It's just a simple iPhone application. But it has proven enough to trigger a raging debate in Italy. After all, the app happens to offer the full text of over 100 speeches by the country's Fascist dictator Benito Mussolini.
After having been released on Jan. 21, the application, known as iMussolini, has rocketed to the second-place spot -- behind a wallpaper application -- on the Italian version of iTunes.
"This is really a flabbergasting phenomenon," wrote one commentator Wednesday on the online version of the daily La Reppublica, "especially when you consider the fact that the iPhone has gained cult status for the Facebook and Web 2.0 generation. These aren't nostalgic old people and historians of the fascist era but kids and young adults that spend time and money on the Internet and get their information from it."
The application was created by Luigi Marino, a 25-year-old programmer from Naples. "It's a delicate page in our history that should never be forgotten," Marino told Bloomberg News, adding that he was "stunned by the success" of the application, which now gets more than 1,000 downloads a day at 79 euro cents ($1.11) a pop.
Marino is careful to point out that he did not intend for his creation to be used as a tool for glorifying Mussolini, who ruled as Italy's "Duce" (leader) from 1922 until his death in 1945. But, he adds: "It's not like you can't find the materials I used online, at the newsstand or in the library." To drive home the point, on Marino's advertisement for the application, he writes: "I would like to make it clear that this history-related application does not celebrate fascism."
'Are We Insane?'
But whatever Marino's intentions might have been, the application has taken on a life of its own. Users on the Web site Iphoneitalia.com, a blog dedicated to discussing related Apple products and applications, have written effusive comments such as "Sainthood now!" "Thanks for making an application on one of the greatest statesman in our history" and "Whoever doesn't like this application can always go live in China." Those that oppose the application respond with comments like "I'm going to puke," "This is just unadulterated masturbation for fascist egos" and "Are we insane? Collecting the speeches of a dictator who ruined Italy?"
Marino is not thrilled about such pro-Mussolini comments, many of which can also be found in the comments section attached to the application's iTunes store page. On his advertisement for the application, he asks "all users to avoid making inappropriate comments that glorify fascism and advocate crimes" and urges people to "avoid turning a history-related application into an opportunity for useless ideological clashes that are completely out of place."

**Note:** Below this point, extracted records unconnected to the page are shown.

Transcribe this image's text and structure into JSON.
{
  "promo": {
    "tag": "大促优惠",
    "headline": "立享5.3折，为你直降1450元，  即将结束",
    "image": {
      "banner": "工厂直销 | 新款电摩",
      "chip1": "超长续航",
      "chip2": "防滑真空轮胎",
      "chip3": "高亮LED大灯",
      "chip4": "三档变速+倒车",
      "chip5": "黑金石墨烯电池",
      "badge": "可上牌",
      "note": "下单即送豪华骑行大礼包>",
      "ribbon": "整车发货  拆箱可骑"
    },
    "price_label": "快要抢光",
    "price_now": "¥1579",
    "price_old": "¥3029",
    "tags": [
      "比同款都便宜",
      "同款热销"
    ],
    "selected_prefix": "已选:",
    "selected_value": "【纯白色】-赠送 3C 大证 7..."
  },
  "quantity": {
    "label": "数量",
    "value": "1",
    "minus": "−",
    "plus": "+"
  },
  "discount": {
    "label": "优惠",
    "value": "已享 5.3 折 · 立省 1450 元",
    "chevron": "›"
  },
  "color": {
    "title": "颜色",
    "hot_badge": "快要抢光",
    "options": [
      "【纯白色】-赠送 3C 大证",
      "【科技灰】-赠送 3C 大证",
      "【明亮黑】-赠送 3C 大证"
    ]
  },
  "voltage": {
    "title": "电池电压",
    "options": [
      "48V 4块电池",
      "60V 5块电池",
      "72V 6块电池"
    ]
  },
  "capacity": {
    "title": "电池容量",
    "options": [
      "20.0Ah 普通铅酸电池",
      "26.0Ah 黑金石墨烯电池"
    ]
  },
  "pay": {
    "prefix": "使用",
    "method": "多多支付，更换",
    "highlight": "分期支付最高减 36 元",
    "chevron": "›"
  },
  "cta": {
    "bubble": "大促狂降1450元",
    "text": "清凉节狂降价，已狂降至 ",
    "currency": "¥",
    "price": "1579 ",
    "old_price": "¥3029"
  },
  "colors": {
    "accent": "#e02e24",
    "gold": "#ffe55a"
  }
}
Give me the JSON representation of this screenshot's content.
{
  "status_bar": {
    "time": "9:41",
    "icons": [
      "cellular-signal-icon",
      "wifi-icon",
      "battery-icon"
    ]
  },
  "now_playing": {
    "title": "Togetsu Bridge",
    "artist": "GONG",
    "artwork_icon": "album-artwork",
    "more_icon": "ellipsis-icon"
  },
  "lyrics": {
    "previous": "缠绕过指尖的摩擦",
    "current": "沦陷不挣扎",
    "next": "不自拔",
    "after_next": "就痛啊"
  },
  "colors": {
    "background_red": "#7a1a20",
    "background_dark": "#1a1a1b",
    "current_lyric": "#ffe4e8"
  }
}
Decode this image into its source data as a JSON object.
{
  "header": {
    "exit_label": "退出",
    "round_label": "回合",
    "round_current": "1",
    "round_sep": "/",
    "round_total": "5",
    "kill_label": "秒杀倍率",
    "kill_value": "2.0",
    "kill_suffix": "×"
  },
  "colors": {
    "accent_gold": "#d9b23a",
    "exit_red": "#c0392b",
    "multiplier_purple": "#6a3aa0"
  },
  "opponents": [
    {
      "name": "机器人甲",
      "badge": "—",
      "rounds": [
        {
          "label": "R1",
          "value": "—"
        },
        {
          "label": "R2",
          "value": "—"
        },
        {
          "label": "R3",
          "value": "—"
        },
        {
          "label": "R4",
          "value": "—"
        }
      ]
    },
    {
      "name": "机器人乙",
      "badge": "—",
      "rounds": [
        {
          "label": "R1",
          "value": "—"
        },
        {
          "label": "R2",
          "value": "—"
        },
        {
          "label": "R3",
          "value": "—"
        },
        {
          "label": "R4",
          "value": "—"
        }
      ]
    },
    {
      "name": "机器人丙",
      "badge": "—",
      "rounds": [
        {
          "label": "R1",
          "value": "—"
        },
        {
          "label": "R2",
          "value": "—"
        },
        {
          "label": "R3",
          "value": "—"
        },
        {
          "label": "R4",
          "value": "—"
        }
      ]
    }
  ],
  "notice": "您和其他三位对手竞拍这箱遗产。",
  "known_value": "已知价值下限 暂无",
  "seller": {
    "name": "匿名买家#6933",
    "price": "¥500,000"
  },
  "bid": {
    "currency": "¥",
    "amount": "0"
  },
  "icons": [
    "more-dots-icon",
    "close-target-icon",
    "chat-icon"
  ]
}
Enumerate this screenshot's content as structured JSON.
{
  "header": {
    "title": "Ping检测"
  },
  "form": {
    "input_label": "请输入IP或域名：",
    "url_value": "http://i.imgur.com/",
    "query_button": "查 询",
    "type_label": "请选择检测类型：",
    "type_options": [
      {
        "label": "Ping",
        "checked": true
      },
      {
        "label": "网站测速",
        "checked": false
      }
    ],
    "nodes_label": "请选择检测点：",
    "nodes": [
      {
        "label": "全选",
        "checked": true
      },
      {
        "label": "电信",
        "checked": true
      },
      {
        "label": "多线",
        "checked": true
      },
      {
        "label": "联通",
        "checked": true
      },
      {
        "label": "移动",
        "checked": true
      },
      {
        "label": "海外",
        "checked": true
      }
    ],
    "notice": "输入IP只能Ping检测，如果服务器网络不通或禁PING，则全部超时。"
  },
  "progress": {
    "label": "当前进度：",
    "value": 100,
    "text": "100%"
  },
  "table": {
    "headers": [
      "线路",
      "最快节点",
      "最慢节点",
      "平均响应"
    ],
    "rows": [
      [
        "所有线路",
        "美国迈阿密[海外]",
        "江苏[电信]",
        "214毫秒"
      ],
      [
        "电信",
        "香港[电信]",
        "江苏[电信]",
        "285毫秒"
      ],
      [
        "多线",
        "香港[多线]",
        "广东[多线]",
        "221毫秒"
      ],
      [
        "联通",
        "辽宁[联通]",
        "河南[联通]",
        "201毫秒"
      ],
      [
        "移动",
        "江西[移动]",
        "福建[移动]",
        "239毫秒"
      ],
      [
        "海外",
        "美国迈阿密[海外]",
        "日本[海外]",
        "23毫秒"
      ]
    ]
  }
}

He adds that he has asked Apple to remove such remarks from the comments page, but that it has yet to act. The Corriera della Sera newspaper notes that the Italian version of Apple's application store says that comments are blocked using an automatic keyword-identification system, adding that "obviously none of the words used on the iMussolini program are on the black list."
For now, though, Marino can be happy that he gets 70 percent of sales revenues. "In the meantime, I'd like to make some improvements to iMussolini suggested by users," Marino told La Repubblica, "and I'm thinking of making similar applications. But to avoid any scandals, perhaps they will be about people like Gandhi."